NIHR Coordinated System for gaining NHS Permission (NIHR CSP)
The ability to set up studies quickly is central to making the NHS an internationally competitive environment for clinical research, enabling studies to reach their recruitment targets as swiftly and efficiently as possible. A key component of the NHS R&D strategy is the NIHR Coordinated System for gaining NHS Permission, or NIHR CSP. This is a coordinated and streamlined process by which NHS organisations provide permission (R&D approval) for new research that is available to studies eligible for the NIHR Portfolio. All non-commercial studies to be included in the NIHR Portfolio must use NIHR CSP as the route to seek NHS permission .
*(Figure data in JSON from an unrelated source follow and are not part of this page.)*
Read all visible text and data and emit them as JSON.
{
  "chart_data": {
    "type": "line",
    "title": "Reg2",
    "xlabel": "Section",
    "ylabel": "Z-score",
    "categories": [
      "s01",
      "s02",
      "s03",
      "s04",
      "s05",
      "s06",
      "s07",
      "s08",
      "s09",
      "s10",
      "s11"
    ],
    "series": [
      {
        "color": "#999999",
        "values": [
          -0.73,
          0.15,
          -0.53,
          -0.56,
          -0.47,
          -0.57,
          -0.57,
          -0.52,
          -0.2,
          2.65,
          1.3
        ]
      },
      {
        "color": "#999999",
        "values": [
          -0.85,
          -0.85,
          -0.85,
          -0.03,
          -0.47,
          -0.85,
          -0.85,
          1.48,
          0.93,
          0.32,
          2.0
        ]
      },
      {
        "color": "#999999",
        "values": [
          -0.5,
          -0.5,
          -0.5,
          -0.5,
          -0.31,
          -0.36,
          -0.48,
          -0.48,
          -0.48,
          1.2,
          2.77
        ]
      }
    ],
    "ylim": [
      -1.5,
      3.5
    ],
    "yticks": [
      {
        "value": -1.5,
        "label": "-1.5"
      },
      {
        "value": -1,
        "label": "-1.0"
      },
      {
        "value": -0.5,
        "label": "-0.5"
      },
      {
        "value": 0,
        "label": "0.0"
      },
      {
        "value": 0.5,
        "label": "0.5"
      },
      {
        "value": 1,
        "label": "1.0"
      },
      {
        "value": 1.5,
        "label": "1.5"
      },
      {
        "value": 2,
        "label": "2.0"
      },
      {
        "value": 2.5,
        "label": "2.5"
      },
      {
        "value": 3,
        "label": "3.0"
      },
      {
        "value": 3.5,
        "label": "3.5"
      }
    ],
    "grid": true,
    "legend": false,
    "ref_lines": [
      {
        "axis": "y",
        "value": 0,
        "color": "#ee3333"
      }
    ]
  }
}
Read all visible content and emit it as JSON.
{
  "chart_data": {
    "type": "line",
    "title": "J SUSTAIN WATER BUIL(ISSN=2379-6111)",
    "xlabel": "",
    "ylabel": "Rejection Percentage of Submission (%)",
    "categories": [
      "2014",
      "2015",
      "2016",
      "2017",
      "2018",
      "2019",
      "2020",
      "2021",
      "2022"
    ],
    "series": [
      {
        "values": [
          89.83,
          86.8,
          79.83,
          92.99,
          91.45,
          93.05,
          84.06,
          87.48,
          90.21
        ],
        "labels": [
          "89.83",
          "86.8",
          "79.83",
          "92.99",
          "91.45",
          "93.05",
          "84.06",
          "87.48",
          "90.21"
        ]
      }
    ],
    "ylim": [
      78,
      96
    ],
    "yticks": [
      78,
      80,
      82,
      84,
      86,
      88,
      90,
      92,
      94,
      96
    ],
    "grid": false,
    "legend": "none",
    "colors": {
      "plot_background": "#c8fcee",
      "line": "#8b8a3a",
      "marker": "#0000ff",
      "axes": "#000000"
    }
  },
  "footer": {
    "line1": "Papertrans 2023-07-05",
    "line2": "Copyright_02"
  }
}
NIHR CSP is coordinated by the CLRNs in partnership with the NIHR Clinical Research Network Coordinating Centre. The NIHR CSP system runs in parallel to the Ethics application and any other relevant regulatory applications, with a Lead CLRN carrying out the study-wide review and participating CLRNs carrying out the reviews applicable to local sites. All NHS organisations in England are accepting applications through the system. Arrangements are in place to coordinate studies taking place across the UK.
West Midlands (South) Comprehensive Local Research Network (CLRN) works closely with all its member NHS organisations to provide a centralised research management and governance (RM&G) service for all NIHR Coordinated System for Gaining NHS Permission (CSP) studies.
Shelley Lapper, CSP Facilitator, works alongside Katie Williams, the appointed CSP Manager for our network, as a first point of contact for any general CSP queries, as well as ensuring the smooth day-to-day running of the system.This includes working proactively to ensure studies gain NHS Permission as quickly as possible, whilst being consistent with a strong research governance and NHS review.